The Data Framework
Market insight equals data. With this information coming across multiple channels, the first fundamental hurdle that companies have to resolve is setting up a consistent data framework. "One of the big dangers we have seen over the course of history ... is companies will create a brand new silo dedicated" to each new channel that emerges, Herman says.
But to really optimize creative, you need to avoid creating what he calls "multiple towers of Babel." Marketers need consistent recognition of customers and even prospects across channels.
From the creative professional's perspective, Feinstein agrees, noting that today's creative team needs to be able to translate data into a highly meaningful messaging platform that can spread across all channels. And that, he says, takes good analytics to pull out the insights.
For the time being, there's no lack of data available for marketers to plug into analytics software and spreadsheets. Of course, not all of it is going to be useful in every segmentation scheme or marketing challenge. But both Feinstein and Herman caution against bringing any preconceived notions to the analytics process. "The principle driver is you just never know what the predictive variable, or variables, is going to be. By instinct, never want to rule out any data," Herman explains.
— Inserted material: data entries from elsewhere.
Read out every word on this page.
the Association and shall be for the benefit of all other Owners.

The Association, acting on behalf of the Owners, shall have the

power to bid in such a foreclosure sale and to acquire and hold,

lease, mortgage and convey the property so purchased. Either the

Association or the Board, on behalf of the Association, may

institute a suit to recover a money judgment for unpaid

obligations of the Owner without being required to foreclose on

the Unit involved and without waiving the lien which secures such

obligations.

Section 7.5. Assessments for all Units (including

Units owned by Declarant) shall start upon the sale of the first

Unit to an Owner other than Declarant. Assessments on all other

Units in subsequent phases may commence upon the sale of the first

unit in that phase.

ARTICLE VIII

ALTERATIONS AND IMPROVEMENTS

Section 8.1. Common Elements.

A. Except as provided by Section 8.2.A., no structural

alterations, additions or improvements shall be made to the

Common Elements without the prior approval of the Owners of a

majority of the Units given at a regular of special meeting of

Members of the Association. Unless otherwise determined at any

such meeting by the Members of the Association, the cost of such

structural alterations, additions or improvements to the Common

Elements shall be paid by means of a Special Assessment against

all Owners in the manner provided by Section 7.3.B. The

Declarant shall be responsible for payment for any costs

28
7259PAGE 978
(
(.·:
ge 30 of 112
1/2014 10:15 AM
He takes it a step further, pointing out that a creative professional might see something in a list of descriptive elements for an audience that sparks the focus of the creative execution, and that idea might never have come to the statistician running the analytics process.
While the emphasis of most marketing challenges is on the predictive power of data, Herman adds that the efficacy of creative versioning comes down to the descriptive qualities of the data to build an accurate, meaningful picture for the creative group to capture. "That's the real balancing act," he states.